Mrs. Castle found them some months back and is in the process of selling them to a dealer in New York.
The errant box was one of five she had mailed to the buyer.
Mrs. Castle, a Wayne County magistrate and native of the Calypso community in Duplin County, did not know the box had gone missing, until she read an article in the July 1 issue of the News-Argus.
"I just started laughing and said, 'Oh, my goodness,'" she said. "Somebody else was handling the transaction for me. There were 39 flats in five large boxes.
"I am not sure what I will do with them right now. I have mixed feelings about selling them anyway. He just always had them as long as I had known him. They went where we went and people would say, 'Oh those rocks.'"

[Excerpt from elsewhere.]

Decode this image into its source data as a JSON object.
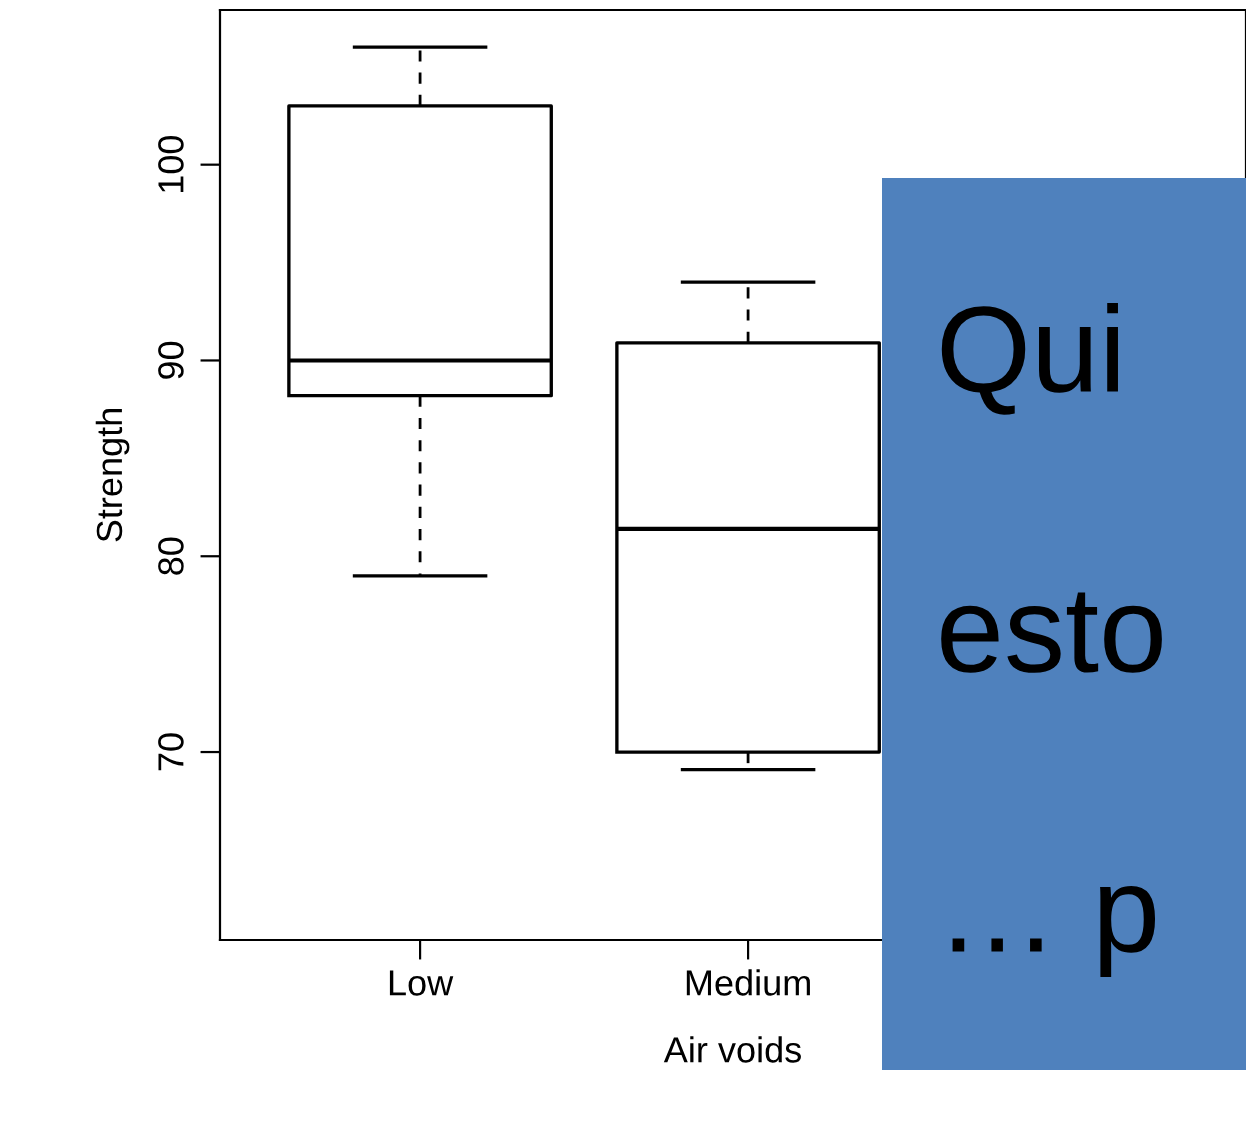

She said that her husband, who died four years ago, and a friend mined played out mines and other areas to collect the rocks.
The mystery at the county office started last month when a large furniture box showed up for a second time in the county mailroom.
County spokesperson Barbara Arntsen said she was unsure exactly when the box containing the chair had originally been delivered for the magistrate's office.
Both she and Mrs. Castle suspect that the new shipping label on the re-used box was lost, and since it still had the original label addressed to the county, was delivered back to the county.
The office supply company the county deals with was contacted and told that the county had not ordered what was thought to be a second chair.
But weeks later when the box had not been picked up, employees in another county department decided they could use the chair, Ms. Arntsen said.
The box was finally opened, but instead of a chair, the employees found the minerals and semi-precious stones -- starting the search for the owner.